Project Summary: Psychiatric disorders such as schizophrenia are often marked by poor social cognition, but
little is known about the neural mechanisms underlying these deficits. Visual scanning of social scenes for
relevant social cues is a key domain of social cognition, and is necessary to detect and use social cues to
understand the thoughts and feelings of others in the social scene (mentalization). The targeting of those eye-
movements are often driven by facial expressions of emotion, which are salient, or stand out from other visual
features, and are behaviorally relevant, or known to contain information useful for understanding the social
situation. Recent work from my lab has found abnormalities in the visual scanning of naturalistic social scenes
(movies of staged social scenes) in schizophrenia, which resulted in decreased detection of facial expressions
and affected understanding of those scenes. I have also found gross functional deficits in the temporoparietal
junction/posterior superior temporal sulcus (TPJ-pSTS), a region of the brain that contains brain areas related
to the perception of facial expressions of emotion, guiding of eye-movements, and mentalization. This grant
application aims to build on these findings by investigating the functional integrity of the cortical areas involved
in the transformation of the visual information into plans for saccadic eye-movements in individuals with
schizophrenia versus demographically matched healthy controls.
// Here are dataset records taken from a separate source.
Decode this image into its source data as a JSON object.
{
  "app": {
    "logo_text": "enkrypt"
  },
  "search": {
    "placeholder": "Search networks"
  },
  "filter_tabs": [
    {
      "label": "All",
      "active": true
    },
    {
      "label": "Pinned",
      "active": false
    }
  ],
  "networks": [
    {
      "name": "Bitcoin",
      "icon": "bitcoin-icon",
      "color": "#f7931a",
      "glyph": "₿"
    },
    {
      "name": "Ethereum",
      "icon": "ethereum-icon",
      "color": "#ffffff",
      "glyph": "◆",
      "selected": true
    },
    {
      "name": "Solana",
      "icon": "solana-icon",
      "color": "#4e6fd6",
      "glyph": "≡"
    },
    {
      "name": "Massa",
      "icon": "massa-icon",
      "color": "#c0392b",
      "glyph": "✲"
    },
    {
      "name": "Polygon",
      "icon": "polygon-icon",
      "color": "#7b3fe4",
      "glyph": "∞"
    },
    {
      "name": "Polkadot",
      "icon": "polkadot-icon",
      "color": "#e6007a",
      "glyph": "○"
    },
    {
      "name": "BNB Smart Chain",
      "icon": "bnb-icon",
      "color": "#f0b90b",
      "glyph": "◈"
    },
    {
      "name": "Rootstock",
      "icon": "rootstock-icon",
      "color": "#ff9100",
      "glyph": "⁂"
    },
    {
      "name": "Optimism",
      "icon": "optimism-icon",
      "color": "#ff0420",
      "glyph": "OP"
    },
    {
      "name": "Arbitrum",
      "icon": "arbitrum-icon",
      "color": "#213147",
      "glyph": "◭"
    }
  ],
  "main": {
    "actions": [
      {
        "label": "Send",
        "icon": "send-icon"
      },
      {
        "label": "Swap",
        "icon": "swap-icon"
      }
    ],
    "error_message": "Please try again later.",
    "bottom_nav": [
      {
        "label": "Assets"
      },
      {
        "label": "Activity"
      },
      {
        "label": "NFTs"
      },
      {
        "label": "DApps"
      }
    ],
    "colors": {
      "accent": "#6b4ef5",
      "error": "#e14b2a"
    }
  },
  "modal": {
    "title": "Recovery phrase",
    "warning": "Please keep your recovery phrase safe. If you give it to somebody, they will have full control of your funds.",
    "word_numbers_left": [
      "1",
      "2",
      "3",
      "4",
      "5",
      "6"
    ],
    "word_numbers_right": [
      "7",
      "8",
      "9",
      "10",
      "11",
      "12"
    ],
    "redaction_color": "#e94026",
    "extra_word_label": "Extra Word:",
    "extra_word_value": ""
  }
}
I am proposing to perform a combination of free-viewing naturalistic and rigorously controlled
psychophysical experiments to study these areas. We will use techniques that my lab has adapted from Dr.
David Leopold and others to separately assess the integrity of the TPJ-pSTS in the visual processing,
communications with other areas, and generation of saccades during free-viewing of movies. We will also
examine the organization and functioning of the dorsal attention areas that control eye-movements. These
frontoparietal areas are retinotopically mapped, meaning that they contain a 1:1 map of the visual field
centered on the fovea of the retina. With Dr. Clayton Curtis, I will map these areas in each individual, and then
examine whether the activity within these maps mirrors the salient and behaviorally relevant visual features in
the movies viewed by the participants. Lastly, we will examine whether failures in visual scanning in SzP are
related to deficits in the functioning of the TPJ-pSTS, dorsal attention areas, or both.
The proposed experiments address several unmet needs outlined in the NIMH Strategic Objectives.
The results of the proposed experiments will provide (as far as we know) the first full circuit-level map of a
complex behavior that has direct psychiatric relevance. The results will also shed light on possible microcircuit
deficits that may lead to retinotopic map abnormalities. With this information, I will then be able to design low-
burden tests of social functioning easily deployed in clinical settings, and also start investigating rehabilitation
or neuromodulation treatments to repair or compensate for these social cognition deficits in schizophrenia.